Other customers reported that even offers such as "day passes" at hotel pools, which until now were charged in Cuban pesos, may soon only be payable in dollars.
They warned that the measure would leave thousands of people without leisure options, as many found these activities to be a relatively accessible choice within the current crisis. "It is very sad and unfair," some users wrote.
Beyond the payment method, several customers complained about the high prices and low quality of service. At the Hotel Palacio de los Corredores, for instance, a drink costs almost 5 dollars and was served in a small glass with poor quality ingredients.
“Hotels are empty, prices are outrageous, and the service is deteriorating, but the most serious issue is that they are excluding ordinary Cubans by not accepting their currency,” they criticized on social media.
Some noted that sometimes hotels would agree to charge in cash dollars, but only on the condition of providing the exact amount, which highlights the informality with which these policies are handled and the practical difficulties it creates for customers.
The Cuban peso seems to have once again been excluded from strategic tourist and commercial spaces. This phenomenon not only impacts leisure consumption but also exacerbates social inequality, as those without access to foreign currency are automatically marginalized.
The Cuban peso is losing value at an accelerated rate
Hit by inflation, scarcity, and a progressively dollarized economy, the CUP is extremely devalued and the people of Cuba are becoming poorer each day.
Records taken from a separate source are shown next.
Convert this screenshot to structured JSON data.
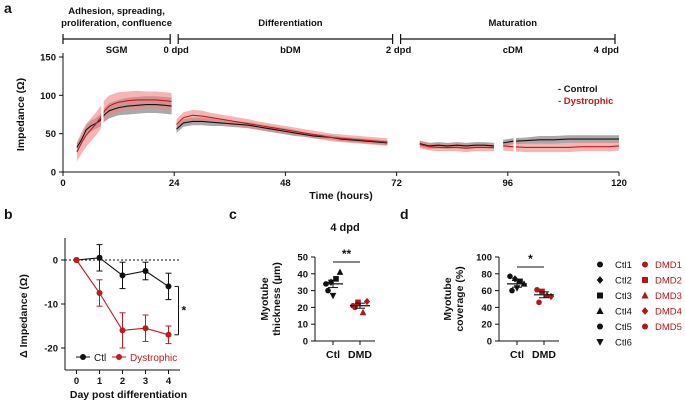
{
  "chart_data": [
    {
      "panel": "a",
      "type": "line",
      "ylabel": "Impedance (Ω)",
      "xlabel": "Time (hours)",
      "xlim": [
        0,
        120
      ],
      "ylim": [
        0,
        150
      ],
      "xticks": [
        0,
        24,
        48,
        72,
        96,
        120
      ],
      "yticks": [
        0,
        50,
        100,
        150
      ],
      "stages": [
        {
          "label": "Adhesion, spreading,",
          "label2": "proliferation, confluence",
          "medium": "SGM",
          "start": 0,
          "end": 24
        },
        {
          "label": "Differentiation",
          "medium": "bDM",
          "start": 24,
          "end": 72
        },
        {
          "label": "Maturation",
          "medium": "cDM",
          "start": 72,
          "end": 120
        }
      ],
      "dpd_markers": [
        {
          "label": "0 dpd",
          "x": 24
        },
        {
          "label": "2 dpd",
          "x": 72
        },
        {
          "label": "4 dpd",
          "x": 120
        }
      ],
      "legend": [
        {
          "name": "- Control",
          "color": "#111111"
        },
        {
          "name": "- Dystrophic",
          "color": "#c0191f"
        }
      ],
      "series": [
        {
          "name": "Control",
          "color": "#111111",
          "band_color": "#8c8c8c",
          "segments": [
            {
              "x": [
                3,
                4,
                5,
                6,
                7,
                8,
                9,
                10,
                11,
                12,
                14,
                16,
                18,
                20,
                22,
                23.5
              ],
              "y": [
                32,
                42,
                55,
                60,
                63,
                67,
                75,
                80,
                82,
                84,
                86,
                87,
                88,
                88,
                87,
                86
              ],
              "err": [
                6,
                6,
                6,
                7,
                7,
                8,
                9,
                10,
                10,
                10,
                11,
                11,
                11,
                11,
                11,
                11
              ]
            },
            {
              "x": [
                24.5,
                26,
                28,
                30,
                32,
                34,
                36,
                38,
                40,
                42,
                44,
                46,
                48,
                50,
                52,
                54,
                56,
                58,
                60,
                62,
                64,
                66,
                68,
                70
              ],
              "y": [
                56,
                64,
                66,
                66,
                65,
                64,
                63,
                62,
                61,
                59,
                57,
                55,
                53,
                51,
                49,
                47,
                46,
                45,
                43,
                42,
                41,
                40,
                39,
                38
              ],
              "err": [
                5,
                5,
                5,
                5,
                5,
                4,
                4,
                4,
                4,
                4,
                4,
                4,
                4,
                4,
                3,
                3,
                3,
                3,
                3,
                3,
                3,
                3,
                3,
                3
              ]
            },
            {
              "x": [
                77,
                79,
                81,
                83,
                85,
                87,
                89,
                91,
                93
              ],
              "y": [
                37,
                34,
                35,
                34,
                35,
                34,
                35,
                35,
                34
              ],
              "err": [
                4,
                4,
                4,
                4,
                4,
                4,
                4,
                4,
                4
              ]
            },
            {
              "x": [
                95,
                97,
                100,
                103,
                106,
                109,
                112,
                115,
                118,
                120
              ],
              "y": [
                38,
                40,
                41,
                42,
                42,
                43,
                43,
                43,
                43,
                43
              ],
              "err": [
                4,
                4,
                4,
                5,
                5,
                5,
                5,
                5,
                5,
                5
              ]
            }
          ]
        },
        {
          "name": "Dystrophic",
          "color": "#c0191f",
          "band_color": "#f08484",
          "segments": [
            {
              "x": [
                3,
                4,
                5,
                6,
                7,
                8,
                9,
                10,
                11,
                12,
                14,
                16,
                18,
                20,
                22,
                23.5
              ],
              "y": [
                26,
                38,
                48,
                55,
                62,
                70,
                80,
                86,
                89,
                91,
                93,
                94,
                94,
                94,
                93,
                92
              ],
              "err": [
                12,
                14,
                15,
                15,
                15,
                15,
                14,
                14,
                13,
                13,
                12,
                12,
                11,
                11,
                11,
                11
              ]
            },
            {
              "x": [
                24.5,
                26,
                28,
                30,
                32,
                34,
                36,
                38,
                40,
                42,
                44,
                46,
                48,
                50,
                52,
                54,
                56,
                58,
                60,
                62,
                64,
                66,
                68,
                70
              ],
              "y": [
                62,
                71,
                74,
                73,
                71,
                69,
                67,
                65,
                63,
                61,
                59,
                57,
                55,
                53,
                51,
                49,
                47,
                45,
                44,
                43,
                42,
                41,
                40,
                39
              ],
              "err": [
                7,
                7,
                7,
                7,
                6,
                6,
                6,
                6,
                6,
                5,
                5,
                5,
                5,
                5,
                5,
                5,
                5,
                5,
                5,
                5,
                5,
                5,
                5,
                5
              ]
            },
            {
              "x": [
                77,
                79,
                81,
                83,
                85,
                87,
                89,
                91,
                93
              ],
              "y": [
                36,
                33,
                32,
                32,
                32,
                31,
                32,
                32,
                32
              ],
              "err": [
                5,
                5,
                5,
                5,
                5,
                5,
                5,
                5,
                5
              ]
            },
            {
              "x": [
                95,
                97,
                100,
                103,
                106,
                109,
                112,
                115,
                118,
                120
              ],
              "y": [
                34,
                33,
                32,
                32,
                32,
                32,
                33,
                33,
                33,
                34
              ],
              "err": [
                6,
                6,
                6,
                6,
                6,
                6,
                6,
                6,
                6,
                6
              ]
            }
          ]
        }
      ]
    },
    {
      "panel": "b",
      "type": "line",
      "ylabel": "Δ Impedance (Ω)",
      "xlabel": "Day post differentiation",
      "xlim": [
        -0.5,
        4.5
      ],
      "ylim": [
        -25,
        5
      ],
      "xticks": [
        0,
        1,
        2,
        3,
        4
      ],
      "yticks": [
        0,
        -10,
        -20
      ],
      "significance": "*",
      "series": [
        {
          "name": "Ctl",
          "color": "#111111",
          "x": [
            0,
            1,
            2,
            3,
            4
          ],
          "y": [
            0,
            0.5,
            -3.5,
            -2.5,
            -6
          ],
          "err": [
            0,
            3,
            3,
            2,
            3
          ]
        },
        {
          "name": "Dystrophic",
          "color": "#c0191f",
          "x": [
            0,
            1,
            2,
            3,
            4
          ],
          "y": [
            0,
            -7.5,
            -16,
            -15.5,
            -17
          ],
          "err": [
            0,
            3,
            4,
            3,
            2
          ]
        }
      ]
    },
    {
      "panel": "c",
      "type": "scatter",
      "title": "4 dpd",
      "ylabel": "Myotube",
      "ylabel2": "thickness (µm)",
      "categories": [
        "Ctl",
        "DMD"
      ],
      "ylim": [
        0,
        50
      ],
      "yticks": [
        0,
        10,
        20,
        30,
        40,
        50
      ],
      "significance": "**",
      "groups": [
        {
          "name": "Ctl",
          "color": "#111111",
          "mean": 34,
          "sem": 2.2,
          "points": [
            {
              "v": 34,
              "shape": "circle"
            },
            {
              "v": 35,
              "shape": "diamond"
            },
            {
              "v": 37,
              "shape": "square"
            },
            {
              "v": 41,
              "shape": "triangle"
            },
            {
              "v": 30,
              "shape": "circle"
            },
            {
              "v": 27,
              "shape": "tri-down"
            }
          ]
        },
        {
          "name": "DMD",
          "color": "#b3161c",
          "mean": 21,
          "sem": 1.5,
          "points": [
            {
              "v": 21,
              "shape": "circle"
            },
            {
              "v": 23,
              "shape": "square"
            },
            {
              "v": 17,
              "shape": "triangle"
            },
            {
              "v": 23.5,
              "shape": "diamond"
            },
            {
              "v": 20,
              "shape": "circle"
            }
          ]
        }
      ]
    },
    {
      "panel": "d",
      "type": "scatter",
      "ylabel": "Myotube",
      "ylabel2": "coverage (%)",
      "categories": [
        "Ctl",
        "DMD"
      ],
      "ylim": [
        0,
        100
      ],
      "yticks": [
        0,
        20,
        40,
        60,
        80,
        100
      ],
      "significance": "*",
      "groups": [
        {
          "name": "Ctl",
          "color": "#111111",
          "mean": 68,
          "sem": 4,
          "points": [
            {
              "v": 77,
              "shape": "circle"
            },
            {
              "v": 74,
              "shape": "diamond"
            },
            {
              "v": 71,
              "shape": "square"
            },
            {
              "v": 68,
              "shape": "triangle"
            },
            {
              "v": 60,
              "shape": "circle"
            },
            {
              "v": 63,
              "shape": "tri-down"
            }
          ]
        },
        {
          "name": "DMD",
          "color": "#b3161c",
          "mean": 55,
          "sem": 3.5,
          "points": [
            {
              "v": 61,
              "shape": "circle"
            },
            {
              "v": 59,
              "shape": "square"
            },
            {
              "v": 55,
              "shape": "triangle"
            },
            {
              "v": 53,
              "shape": "diamond"
            },
            {
              "v": 46,
              "shape": "circle"
            }
          ]
        }
      ]
    }
  ],
  "panel_letters": [
    "a",
    "b",
    "c",
    "d"
  ],
  "legend_b": {
    "ctl": "Ctl",
    "dys": "Dystrophic"
  },
  "shape_legend": {
    "ctl": [
      {
        "label": "Ctl1",
        "shape": "circle"
      },
      {
        "label": "Ctl2",
        "shape": "diamond"
      },
      {
        "label": "Ctl3",
        "shape": "square"
      },
      {
        "label": "Ctl4",
        "shape": "triangle"
      },
      {
        "label": "Ctl5",
        "shape": "circle"
      },
      {
        "label": "Ctl6",
        "shape": "tri-down"
      }
    ],
    "dmd": [
      {
        "label": "DMD1",
        "shape": "circle"
      },
      {
        "label": "DMD2",
        "shape": "square"
      },
      {
        "label": "DMD3",
        "shape": "triangle"
      },
      {
        "label": "DMD4",
        "shape": "diamond"
      },
      {
        "label": "DMD5",
        "shape": "circle"
      }
    ],
    "ctl_color": "#111111",
    "dmd_color": "#b3161c"
  }
}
Last week, the dollar reached 400 CUP and the euro 450 CUP in the black currency market, record figures that confirm the deterioration of the national currency. Meanwhile, the Convertible Currency (MLC) is valued at just 200 CUP, and its use is decreasing as state-owned stores transition to dollar sales.
The situation reflects a growing dollarization in Cuba, as the prices of food and essential services continue to rise. Cuban workers are surviving under a regime that structures its economy for salaries from another world.